The Deadly Statistics

Two Deadly Statistics Exist:

Number One:   For more than seventy years, within both the USA and the UK, it has been recognised that between 80% and 90% of all new-start enterprises fail totally within three years.  Next to nothing has been done to remedy such a significant level of economic wastage, other than to attempt to mask the reality by altering, periodically, the way in which the statistics are reported. Indeed, recently I was informed by a US source that after five years from inception, around 95% of all new-start enterprises will have failed.

Business, Corporate, & Strategic Plans to raise Private Equity Finance via Venture Capital & Bank Loans with Profit Improvements studies and full Management Audit, providing Financial Ratios for Control to achieve Corporate Turnarounds.

Number Two:  Although most Venture Capital Operators will tell you that there is no shortage of funding (which is true to a degree), nevertheless, it appears to be the case that the success rate for most enterprises in achieving such an investment has been stated to me to be only around 3% of those who eventually manage to make a credible application; and of these few successful bidders, the eventual outcomes suggested are that: one-third will not do too well;  one-third will perform adequately; and the final one-third will out-perform all others.  To summarise that point, this means that there is a 97% rate of failure in seeking such venture capital support.

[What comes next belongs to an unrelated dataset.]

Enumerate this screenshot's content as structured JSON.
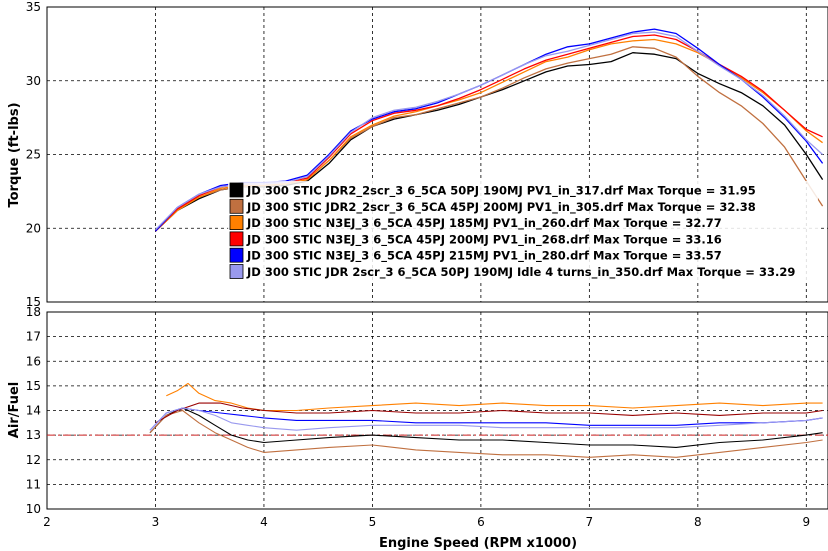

These disappointing statistics were confirmed personally to me by a very highly-placed Venture Capital Executive from one of the leading international organisations in the field (principally covering the UK and USA) who was personally always hoping for better presentational awareness from those who made applications for funding, and he informed me that such outcomes seem to have remained consistent over the years, possibly because the majority of applicants who had failed had relied mainly and even solely upon advice from their auditors who themselves might have had no actual experience of the venture capital field whatsoever - and, as clients of the auditing firm, had often paid quite exhorbitant fees for presentations which had very little hope of ever winning creditable or adequate funding support.

The reasons for this situation are explored and presented within the upcoming Ecourse and are generally, understandable.  The Ecourse is designed, therefore, to assist Clients avoid failure by following a tried and tested approach which is laid out more like a “flight simulator” rather than the type of “747 flight checklist” approach which most of the business planning advisory books seem to advocate.